Dall’Africa a Firenze: i ritmi del nomadismo e della resilienza accendono il Festival au Désert 2026 alle Cascine
Il legame profondo tra la Toscana e le tradizioni del continente africano torna a rinnovarsi grazie alla nuova e attesa edizione del Festival au Désert di Firenze, un appuntamento ormai storico nato nel 2010 dalla preziosa collaborazione con il celebre Festival au Désert di Timbuctu. Concepito originariamente ai confini del deserto del Sahara come un luogo d’incontro simbolico tra culture e tradizioni lontane, l’evento si è trasformato nel tempo in un autentico avamposto di resilienza culturale. A seguito della crisi politico-militare che ha colpito il Mali nel 2012, la rassegna ha saputo reinventarsi dando vita al progetto internazionale del “Festival in Esilio”, trovando proprio a Firenze e nell’operato della Fondazione Fabbrica Europa uno dei suoi principali porti sicuri in Europa.
L’edizione 2026, in programma nei giorni 3, 8 e 9 luglio, si propone nuovamente come un ponte ideale tra Africa ed Europa: uno spazio aperto di scambio in cui la musica diventa un linguaggio universale capace di affrontare tematiche sociali, culturali e politiche di grande urgenza. Attraverso una ricca programmazione multidisciplinare che comprende concerti, talk e proiezioni cinematografiche, il festival si svilupperà interamente nel cuore del Parco delle Cascine, muovendosi tra gli spazi del PARC (Performing Arts Research Centre) e lo spazio di Ultravox Firenze presso il Prato della Tinaia.
La rassegna si aprirà ufficialmente venerdì 3 luglio 2026 alle ore 19:00 negli spazi del PARC Performing Arts Research Centre, con una serata a ingresso libero che unisce il cinema all’approfondimento geopolitico e culturale. Il pubblico potrà assistere alla proiezione del documentario “Ressacs, une histoire tuareg” del regista Intagrist El Ansari, un’opera interamente dedicata alla ricchezza della musica e delle tradizioni tuareg. Al termine della visione, la serata proseguirà con l’incontro intitolato “Il deserto e il nomadismo tra musica, politica e storia”, un momento di confronto guidato dagli interventi degli esperti Marta Amico e Luca Raineri con la moderazione del giornalista Raffaele Palumbo, pensato per analizzare l’evoluzione antropologica e sociale delle popolazioni sahariane.
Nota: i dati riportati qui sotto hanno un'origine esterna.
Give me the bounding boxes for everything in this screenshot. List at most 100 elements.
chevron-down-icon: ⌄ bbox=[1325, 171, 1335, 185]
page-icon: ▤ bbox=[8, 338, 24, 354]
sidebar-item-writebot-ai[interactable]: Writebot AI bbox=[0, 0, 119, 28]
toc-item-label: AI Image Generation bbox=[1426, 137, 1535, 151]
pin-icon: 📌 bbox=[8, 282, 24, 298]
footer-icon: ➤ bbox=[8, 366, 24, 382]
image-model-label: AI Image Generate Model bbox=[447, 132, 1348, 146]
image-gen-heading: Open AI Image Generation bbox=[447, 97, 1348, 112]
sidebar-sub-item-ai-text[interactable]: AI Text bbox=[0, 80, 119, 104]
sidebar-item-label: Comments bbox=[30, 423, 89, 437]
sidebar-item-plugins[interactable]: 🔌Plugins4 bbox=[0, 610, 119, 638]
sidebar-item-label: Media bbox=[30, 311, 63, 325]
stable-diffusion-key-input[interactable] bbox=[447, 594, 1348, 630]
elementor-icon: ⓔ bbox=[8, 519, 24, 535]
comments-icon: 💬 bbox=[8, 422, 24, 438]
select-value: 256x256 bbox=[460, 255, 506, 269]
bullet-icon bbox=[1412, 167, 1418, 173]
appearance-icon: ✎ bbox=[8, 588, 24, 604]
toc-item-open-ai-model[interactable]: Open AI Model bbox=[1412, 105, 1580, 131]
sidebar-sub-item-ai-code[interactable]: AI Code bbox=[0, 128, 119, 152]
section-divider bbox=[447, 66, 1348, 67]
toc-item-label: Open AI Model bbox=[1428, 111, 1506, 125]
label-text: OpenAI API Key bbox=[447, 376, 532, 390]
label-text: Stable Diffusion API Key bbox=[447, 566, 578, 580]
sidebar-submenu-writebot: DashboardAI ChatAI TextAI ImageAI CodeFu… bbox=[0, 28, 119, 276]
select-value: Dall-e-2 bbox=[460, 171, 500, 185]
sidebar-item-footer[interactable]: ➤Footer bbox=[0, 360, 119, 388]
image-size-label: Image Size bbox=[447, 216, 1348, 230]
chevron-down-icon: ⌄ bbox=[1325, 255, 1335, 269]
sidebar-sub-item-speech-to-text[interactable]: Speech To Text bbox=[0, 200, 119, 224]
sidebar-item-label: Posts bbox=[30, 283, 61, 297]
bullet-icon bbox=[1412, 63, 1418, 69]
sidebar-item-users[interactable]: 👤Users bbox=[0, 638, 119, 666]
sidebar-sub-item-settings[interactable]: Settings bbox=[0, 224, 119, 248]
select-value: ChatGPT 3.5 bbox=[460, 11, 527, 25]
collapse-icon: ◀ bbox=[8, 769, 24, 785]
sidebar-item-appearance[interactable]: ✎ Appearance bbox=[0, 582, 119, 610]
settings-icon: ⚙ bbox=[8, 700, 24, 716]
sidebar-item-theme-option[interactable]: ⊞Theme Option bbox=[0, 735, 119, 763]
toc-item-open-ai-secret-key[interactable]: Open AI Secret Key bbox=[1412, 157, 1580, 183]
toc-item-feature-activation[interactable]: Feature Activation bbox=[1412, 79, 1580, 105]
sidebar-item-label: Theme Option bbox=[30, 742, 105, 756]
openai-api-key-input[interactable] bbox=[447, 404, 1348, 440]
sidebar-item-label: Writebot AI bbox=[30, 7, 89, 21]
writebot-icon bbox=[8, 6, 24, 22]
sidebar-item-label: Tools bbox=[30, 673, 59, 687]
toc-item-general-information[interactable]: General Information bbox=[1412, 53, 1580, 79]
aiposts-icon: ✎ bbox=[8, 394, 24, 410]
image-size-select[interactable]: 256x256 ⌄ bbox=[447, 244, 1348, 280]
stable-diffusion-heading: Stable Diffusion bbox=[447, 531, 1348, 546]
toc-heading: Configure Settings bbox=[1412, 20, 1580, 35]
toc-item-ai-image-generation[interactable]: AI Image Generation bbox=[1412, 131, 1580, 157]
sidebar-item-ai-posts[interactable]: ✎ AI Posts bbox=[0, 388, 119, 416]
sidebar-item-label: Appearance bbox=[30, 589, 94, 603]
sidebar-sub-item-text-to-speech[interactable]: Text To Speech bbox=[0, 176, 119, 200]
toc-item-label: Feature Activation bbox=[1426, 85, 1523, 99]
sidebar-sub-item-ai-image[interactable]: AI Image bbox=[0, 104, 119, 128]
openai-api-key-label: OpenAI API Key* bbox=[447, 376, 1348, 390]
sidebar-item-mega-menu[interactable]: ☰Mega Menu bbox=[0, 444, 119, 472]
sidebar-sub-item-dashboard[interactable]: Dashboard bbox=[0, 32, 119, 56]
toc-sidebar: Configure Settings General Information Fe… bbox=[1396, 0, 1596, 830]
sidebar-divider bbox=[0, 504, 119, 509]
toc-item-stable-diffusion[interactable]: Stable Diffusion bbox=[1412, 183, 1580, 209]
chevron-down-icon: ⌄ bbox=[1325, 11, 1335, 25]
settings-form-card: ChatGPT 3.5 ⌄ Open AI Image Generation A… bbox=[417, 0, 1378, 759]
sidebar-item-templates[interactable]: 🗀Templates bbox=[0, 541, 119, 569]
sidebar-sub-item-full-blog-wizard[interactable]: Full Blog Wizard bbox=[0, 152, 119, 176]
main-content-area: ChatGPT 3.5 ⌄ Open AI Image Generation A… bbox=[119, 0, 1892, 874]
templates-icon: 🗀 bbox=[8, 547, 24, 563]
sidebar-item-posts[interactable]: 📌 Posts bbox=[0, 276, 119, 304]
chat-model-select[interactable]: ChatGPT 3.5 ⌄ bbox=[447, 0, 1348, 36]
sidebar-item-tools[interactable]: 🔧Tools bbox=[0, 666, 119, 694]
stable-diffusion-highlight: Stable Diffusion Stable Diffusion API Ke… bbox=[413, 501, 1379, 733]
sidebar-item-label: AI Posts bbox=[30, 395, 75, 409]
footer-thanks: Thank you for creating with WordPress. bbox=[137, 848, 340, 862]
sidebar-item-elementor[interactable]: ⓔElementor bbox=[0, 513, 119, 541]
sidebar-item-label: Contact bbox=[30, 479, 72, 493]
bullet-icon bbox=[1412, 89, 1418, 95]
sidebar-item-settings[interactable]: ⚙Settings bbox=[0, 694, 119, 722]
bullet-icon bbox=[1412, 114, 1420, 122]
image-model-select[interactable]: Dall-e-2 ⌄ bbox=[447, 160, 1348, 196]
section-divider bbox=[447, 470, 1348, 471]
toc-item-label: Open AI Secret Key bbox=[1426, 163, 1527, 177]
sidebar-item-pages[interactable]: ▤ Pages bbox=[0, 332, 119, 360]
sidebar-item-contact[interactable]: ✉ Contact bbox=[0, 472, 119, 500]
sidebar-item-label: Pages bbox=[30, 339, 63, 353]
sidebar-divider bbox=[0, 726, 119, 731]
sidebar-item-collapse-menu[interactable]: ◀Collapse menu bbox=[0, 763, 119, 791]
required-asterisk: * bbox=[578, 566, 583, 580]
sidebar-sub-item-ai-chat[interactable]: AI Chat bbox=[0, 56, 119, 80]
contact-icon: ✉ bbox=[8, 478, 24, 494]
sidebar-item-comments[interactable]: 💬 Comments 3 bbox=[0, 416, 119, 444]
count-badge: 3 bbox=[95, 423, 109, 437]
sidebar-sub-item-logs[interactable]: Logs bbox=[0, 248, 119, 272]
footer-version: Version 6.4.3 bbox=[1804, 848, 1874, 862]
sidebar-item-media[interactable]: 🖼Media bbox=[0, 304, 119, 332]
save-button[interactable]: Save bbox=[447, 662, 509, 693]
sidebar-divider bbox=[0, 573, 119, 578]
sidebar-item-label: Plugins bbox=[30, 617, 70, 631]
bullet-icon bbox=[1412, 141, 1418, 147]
Dopo una breve pausa, la programmazione riprenderà mercoledì 8 luglio, sdoppiandosi in due momenti consecutivi di grande fascino. Il primo appuntamento è fissato alle ore 19:00 presso il PARC Bistrò, dove il musicista e viaggiatore Carlo Maver racconterà le sue esperienze di viaggio nell’intervista “Da Azalai a Desertica, dal Mali all’Algeria”, condotta sempre da Raffaele Palumbo. Successivamente, alle ore 21:30, la scena si sposterà all’interno del PARC Performing Arts Research Centre per l’atteso concerto “Mali Blues”. La serata vedrà salire sul palco un quartetto d’eccezione composto da Dimitri Grechi Espinoza, Gabrio Baldacci e Andrea Beninati, arricchito dalla presenza dell’artista maliano Mamah Diabaté, che con la sua voce e il suono ancestrale del suo ngoni rievocherà l’immenso patrimonio musicale e i racconti orali dell’Africa occidentale.
L’atto conclusivo della rassegna è previsto per giovedì 9 luglio alle ore 21:30, quando il Festival au Désert si trasferirà al Prato della Tinaia negli spazi di Ultravox Firenze per una grande maratona musicale a ingresso gratuito. La serata vedrà alternarsi sul palco artisti capaci di incarnare al meglio l’eterogeneità dei linguaggi contemporanei. Aprirà le danze il cantautore Alessio Bondì, portando la sua intima ricerca musicale radicata nelle tradizioni del Mediterraneo, seguito dal magnetico gruppo guidato da Kader Tarhanine, che reinterpreterà le sonorità desertiche e le tradizioni tuareg attraverso una lente fortemente contemporanea. A chiudere l’edizione 2026 penserà l’energia travolgente dei Savāna Funk, capaci di fondere funk, rock e calde influenze afro, suggellando così un festival che si conferma non solo come evento di intrattenimento, ma come un’esperienza profonda di condivisione e dialogo tra comunità diverse.